Neta Alchimister (נטע אלחמיסטר; born 20 April 1994) is an Israeli model, businesswoman, and social media personality.

==Early life==
Alchimister was born in Rishon LeZion, Israel, to Israeli-born parents of Ashkenazi Jewish (Austrian-Jewish) descent and of both Sephardi Jewish and Mizrahi Jewish (Libyan-Jewish and Algerian-Jewish) descent. Her father is Eyal Alchimister and her mother is Vardi ( Shalom).

She served as soldier in the Israel Defense Forces in the Teleprocessing Corps.

==Modeling and media career==
Alchimister was discovered as a model in 2009, while a teenager, at the age of 15. After completing her military service, she co-founded the designer swimwear company BaNaNhot with Israeli model Noa Beny, which today sells limited edition designer swimwear around the world.

Since 2015, she has been lead model for Castro.

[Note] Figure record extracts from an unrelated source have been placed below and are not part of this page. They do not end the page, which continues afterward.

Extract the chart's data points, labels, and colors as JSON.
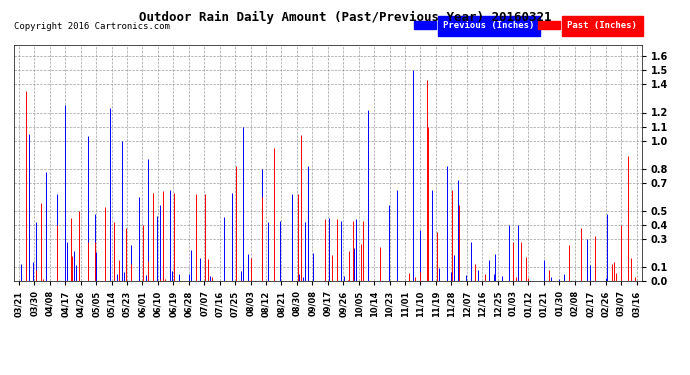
{
  "title": "Outdoor Rain Daily Amount (Past/Previous Year) 20160321",
  "copyright_text": "Copyright 2016 Cartronics.com",
  "legend_labels": [
    "Previous (Inches)",
    "Past (Inches)"
  ],
  "legend_colors": [
    "#0000ff",
    "#ff0000"
  ],
  "background_color": "#ffffff",
  "plot_bg_color": "#ffffff",
  "yticks": [
    0.0,
    0.1,
    0.3,
    0.4,
    0.5,
    0.7,
    0.8,
    1.0,
    1.1,
    1.2,
    1.4,
    1.5,
    1.6
  ],
  "ylim": [
    0.0,
    1.68
  ],
  "x_labels": [
    "03/21",
    "03/30",
    "04/08",
    "04/17",
    "04/26",
    "05/05",
    "05/14",
    "05/23",
    "06/01",
    "06/10",
    "06/19",
    "06/28",
    "07/07",
    "07/16",
    "07/25",
    "08/03",
    "08/12",
    "08/21",
    "08/30",
    "09/08",
    "09/17",
    "09/26",
    "10/05",
    "10/14",
    "10/23",
    "11/01",
    "11/10",
    "11/19",
    "11/28",
    "12/07",
    "12/16",
    "12/25",
    "01/03",
    "01/12",
    "01/21",
    "01/30",
    "02/08",
    "02/17",
    "02/26",
    "03/07",
    "03/16"
  ],
  "n_points": 360,
  "figwidth": 6.9,
  "figheight": 3.75,
  "dpi": 100
}
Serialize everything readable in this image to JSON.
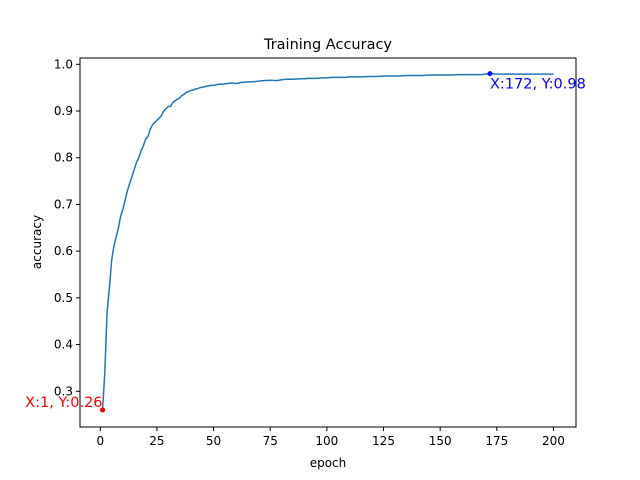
{
  "chart_data": {
    "type": "line",
    "title": "Training Accuracy",
    "xlabel": "epoch",
    "ylabel": "accuracy",
    "xlim": [
      -8.95,
      209.95
    ],
    "ylim": [
      0.2235,
      1.0135
    ],
    "xticks": [
      0,
      25,
      50,
      75,
      100,
      125,
      150,
      175,
      200
    ],
    "yticks": [
      0.3,
      0.4,
      0.5,
      0.6,
      0.7,
      0.8,
      0.9,
      1.0
    ],
    "grid": false,
    "line_color": "#1f77b4",
    "series": [
      {
        "x": [
          1,
          2,
          3,
          4,
          5,
          6,
          7,
          8,
          9,
          10,
          11,
          12,
          13,
          14,
          15,
          16,
          17,
          18,
          19,
          20,
          21,
          22,
          23,
          24,
          25,
          26,
          27,
          28,
          29,
          30,
          31,
          32,
          33,
          34,
          35,
          36,
          37,
          38,
          39,
          40,
          41,
          42,
          43,
          44,
          45,
          46,
          47,
          48,
          49,
          50,
          52,
          55,
          58,
          60,
          62,
          65,
          68,
          70,
          72,
          75,
          78,
          80,
          82,
          85,
          88,
          90,
          92,
          95,
          98,
          100,
          102,
          105,
          108,
          110,
          112,
          115,
          118,
          120,
          122,
          125,
          128,
          130,
          132,
          135,
          138,
          140,
          142,
          145,
          148,
          150,
          152,
          155,
          158,
          160,
          162,
          165,
          168,
          170,
          172,
          175,
          178,
          180,
          182,
          185,
          188,
          190,
          192,
          195,
          198,
          200
        ],
        "y": [
          0.26,
          0.34,
          0.47,
          0.52,
          0.58,
          0.61,
          0.63,
          0.65,
          0.675,
          0.69,
          0.71,
          0.73,
          0.745,
          0.76,
          0.775,
          0.79,
          0.8,
          0.815,
          0.825,
          0.84,
          0.845,
          0.86,
          0.87,
          0.875,
          0.88,
          0.885,
          0.89,
          0.9,
          0.905,
          0.91,
          0.91,
          0.918,
          0.922,
          0.925,
          0.928,
          0.933,
          0.936,
          0.94,
          0.942,
          0.944,
          0.945,
          0.947,
          0.948,
          0.95,
          0.951,
          0.952,
          0.953,
          0.954,
          0.955,
          0.955,
          0.957,
          0.958,
          0.96,
          0.959,
          0.961,
          0.962,
          0.963,
          0.964,
          0.965,
          0.966,
          0.965,
          0.967,
          0.968,
          0.968,
          0.969,
          0.969,
          0.97,
          0.97,
          0.971,
          0.971,
          0.972,
          0.972,
          0.972,
          0.973,
          0.973,
          0.973,
          0.974,
          0.974,
          0.974,
          0.975,
          0.975,
          0.975,
          0.975,
          0.976,
          0.976,
          0.976,
          0.976,
          0.977,
          0.977,
          0.977,
          0.977,
          0.977,
          0.978,
          0.978,
          0.978,
          0.978,
          0.978,
          0.979,
          0.98,
          0.979,
          0.979,
          0.979,
          0.979,
          0.979,
          0.979,
          0.979,
          0.979,
          0.979,
          0.979,
          0.979
        ]
      }
    ],
    "annotations": [
      {
        "text": "X:1, Y:0.26",
        "x": 1,
        "y": 0.26,
        "color": "#ff0000"
      },
      {
        "text": "X:172, Y:0.98",
        "x": 172,
        "y": 0.98,
        "color": "#0000ff"
      }
    ]
  }
}
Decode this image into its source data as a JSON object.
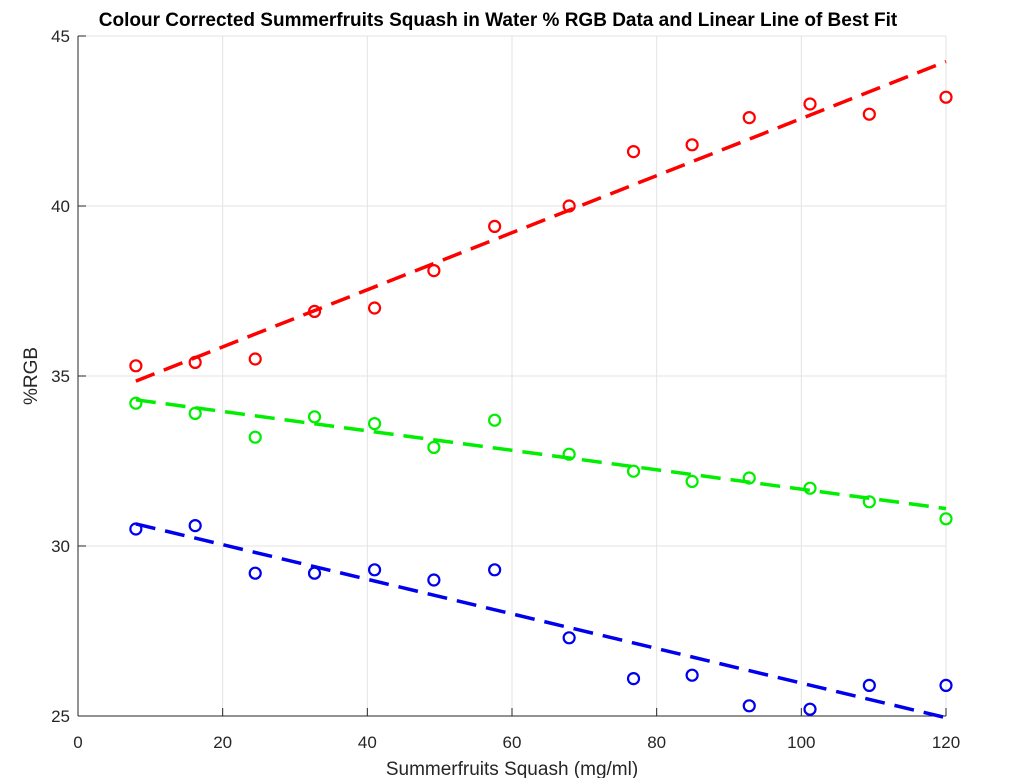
{
  "chart_data": {
    "type": "scatter",
    "title": "Colour Corrected Summerfruits Squash in Water % RGB Data and Linear Line of Best Fit",
    "xlabel": "Summerfruits Squash (mg/ml)",
    "ylabel": "%RGB",
    "xlim": [
      0,
      120
    ],
    "ylim": [
      25,
      45
    ],
    "xticks": [
      0,
      20,
      40,
      60,
      80,
      100,
      120
    ],
    "yticks": [
      25,
      30,
      35,
      40,
      45
    ],
    "grid": true,
    "x": [
      8,
      16.2,
      24.5,
      32.7,
      41,
      49.2,
      57.6,
      67.9,
      76.8,
      84.9,
      92.8,
      101.2,
      109.4,
      120
    ],
    "series": [
      {
        "color": "#ff0000",
        "values": [
          35.3,
          35.4,
          35.5,
          36.9,
          37.0,
          38.1,
          39.4,
          40.0,
          41.6,
          41.8,
          42.6,
          43.0,
          42.7,
          43.2
        ],
        "fit": [
          34.85,
          44.25
        ]
      },
      {
        "color": "#00ee00",
        "values": [
          34.2,
          33.9,
          33.2,
          33.8,
          33.6,
          32.9,
          33.7,
          32.7,
          32.2,
          31.9,
          32.0,
          31.7,
          31.3,
          30.8
        ],
        "fit": [
          34.3,
          31.1
        ]
      },
      {
        "color": "#0000ee",
        "values": [
          30.5,
          30.6,
          29.2,
          29.2,
          29.3,
          29.0,
          29.3,
          27.3,
          26.1,
          26.2,
          25.3,
          25.2,
          25.9,
          25.9
        ],
        "fit": [
          30.65,
          24.95
        ]
      }
    ]
  }
}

She is the founder of designer swimwear company BaNaNhot.

She is the Israeli with the third most social media followers, after Gal Gadot and Bar Refaeli.

In 2016, she was the cover model for Blazer's swimwear edition.

In 2020, Alchimister was one of the three main judges of Reshet 13's Israeli reality show Comedy Star.

==Personal life==
In 2014, Alchimister started dating Israeli footballer Rami Gershon. They became engaged in 2018 and married in June 2019. On 23 November, their first son was born.